Severe chronic pain is usually treated with opiates, but these are addictive, and tolerance develops so that the dose has to be increased. The risk of severe side effects is great, and additionally the user feels drugged, and finds it difficult to function properly. Family life may suffer as patients find it hard to relate to other people, and even reading to children is difficult. Synthetic analgesics are non-addictive but they are not powerful enough.
Cannabis has fewer side effects than other analgesics, and users report it “rounds off” the pain quickly after smoking. Some people have used it to control pain for 20 years or more, and many report that they were able to kick their addiction to opiates with small amounts of cannabis. One strange fact is that more experienced users get a greater pain-relieving effect from cannabis than novices. Experienced users also are able to function normally and ignore the psychoactive effects. Cannabis may be better at controlling the different types of pain.

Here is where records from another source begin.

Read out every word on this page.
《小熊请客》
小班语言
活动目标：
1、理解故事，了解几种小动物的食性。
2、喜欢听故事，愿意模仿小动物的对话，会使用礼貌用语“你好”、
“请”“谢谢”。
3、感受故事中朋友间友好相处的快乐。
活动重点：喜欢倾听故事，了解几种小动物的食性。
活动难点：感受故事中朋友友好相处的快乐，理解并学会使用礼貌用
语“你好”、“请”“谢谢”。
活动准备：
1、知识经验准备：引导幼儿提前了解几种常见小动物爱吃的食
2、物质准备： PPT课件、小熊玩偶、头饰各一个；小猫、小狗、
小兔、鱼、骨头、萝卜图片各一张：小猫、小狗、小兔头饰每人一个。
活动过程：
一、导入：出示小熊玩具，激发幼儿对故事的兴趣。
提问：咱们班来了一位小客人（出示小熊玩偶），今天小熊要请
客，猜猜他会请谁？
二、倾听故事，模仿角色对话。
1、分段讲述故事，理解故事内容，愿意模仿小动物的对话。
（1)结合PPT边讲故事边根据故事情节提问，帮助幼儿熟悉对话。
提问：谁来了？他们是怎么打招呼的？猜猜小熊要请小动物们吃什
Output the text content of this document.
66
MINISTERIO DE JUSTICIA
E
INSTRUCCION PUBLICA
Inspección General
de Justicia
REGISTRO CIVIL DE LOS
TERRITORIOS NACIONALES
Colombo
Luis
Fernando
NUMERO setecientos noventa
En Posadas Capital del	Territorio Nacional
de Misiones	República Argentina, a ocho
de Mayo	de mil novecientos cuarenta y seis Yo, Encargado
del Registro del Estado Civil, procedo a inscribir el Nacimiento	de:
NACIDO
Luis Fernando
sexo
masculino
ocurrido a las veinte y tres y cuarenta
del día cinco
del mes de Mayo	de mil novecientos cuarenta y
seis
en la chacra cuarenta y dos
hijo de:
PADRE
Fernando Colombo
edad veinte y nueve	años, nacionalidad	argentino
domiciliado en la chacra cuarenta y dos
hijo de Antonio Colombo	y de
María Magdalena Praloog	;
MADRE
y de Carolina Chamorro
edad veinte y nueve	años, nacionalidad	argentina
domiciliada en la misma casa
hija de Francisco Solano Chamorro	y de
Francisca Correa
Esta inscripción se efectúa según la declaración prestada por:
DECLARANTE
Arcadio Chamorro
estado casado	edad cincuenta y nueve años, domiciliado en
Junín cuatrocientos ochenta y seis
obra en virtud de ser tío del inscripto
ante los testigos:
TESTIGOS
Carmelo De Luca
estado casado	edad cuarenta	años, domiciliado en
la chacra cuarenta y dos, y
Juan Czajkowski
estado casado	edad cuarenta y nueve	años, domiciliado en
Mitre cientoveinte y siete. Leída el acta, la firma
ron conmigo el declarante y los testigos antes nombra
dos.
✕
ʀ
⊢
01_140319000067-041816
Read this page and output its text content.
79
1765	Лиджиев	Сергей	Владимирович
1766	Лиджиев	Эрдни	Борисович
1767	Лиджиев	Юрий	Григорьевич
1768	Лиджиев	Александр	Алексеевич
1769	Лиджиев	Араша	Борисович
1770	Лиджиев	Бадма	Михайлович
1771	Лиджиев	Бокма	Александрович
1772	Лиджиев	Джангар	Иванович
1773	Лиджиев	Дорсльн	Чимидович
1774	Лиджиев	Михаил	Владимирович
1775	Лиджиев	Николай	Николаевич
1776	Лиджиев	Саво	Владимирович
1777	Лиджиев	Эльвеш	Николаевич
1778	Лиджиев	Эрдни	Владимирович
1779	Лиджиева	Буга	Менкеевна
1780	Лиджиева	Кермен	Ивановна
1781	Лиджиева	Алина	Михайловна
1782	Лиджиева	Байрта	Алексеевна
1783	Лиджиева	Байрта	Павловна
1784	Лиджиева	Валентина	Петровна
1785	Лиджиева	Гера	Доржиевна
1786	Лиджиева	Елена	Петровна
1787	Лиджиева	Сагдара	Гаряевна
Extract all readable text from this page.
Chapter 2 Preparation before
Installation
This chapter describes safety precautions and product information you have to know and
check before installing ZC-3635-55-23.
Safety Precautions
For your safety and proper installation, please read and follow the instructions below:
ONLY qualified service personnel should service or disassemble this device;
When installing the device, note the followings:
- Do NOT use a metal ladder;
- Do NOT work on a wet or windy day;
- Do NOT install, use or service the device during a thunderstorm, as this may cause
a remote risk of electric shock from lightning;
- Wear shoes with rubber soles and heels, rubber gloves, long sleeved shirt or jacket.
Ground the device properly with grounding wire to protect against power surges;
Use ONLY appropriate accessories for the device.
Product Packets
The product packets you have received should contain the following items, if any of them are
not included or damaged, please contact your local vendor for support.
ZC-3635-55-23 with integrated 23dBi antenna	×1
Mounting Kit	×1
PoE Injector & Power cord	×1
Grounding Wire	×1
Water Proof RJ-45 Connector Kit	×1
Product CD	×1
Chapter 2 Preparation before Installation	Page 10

Cannabis has had a long history of use as an analgesic, and was widely used in 19th century Britain, including in the royal household. Dr. J. Russell Reynolds, Fellow of the Royal Society and Physician to Queen Victoria reported in the Lancet in 1890 that he had been prescribing cannabis for 30 years and considered it “one of the most valuable medicines we possess”. According to Reynolds indian hemp remained effective as an analgesic for months and even years without an increase in the dose.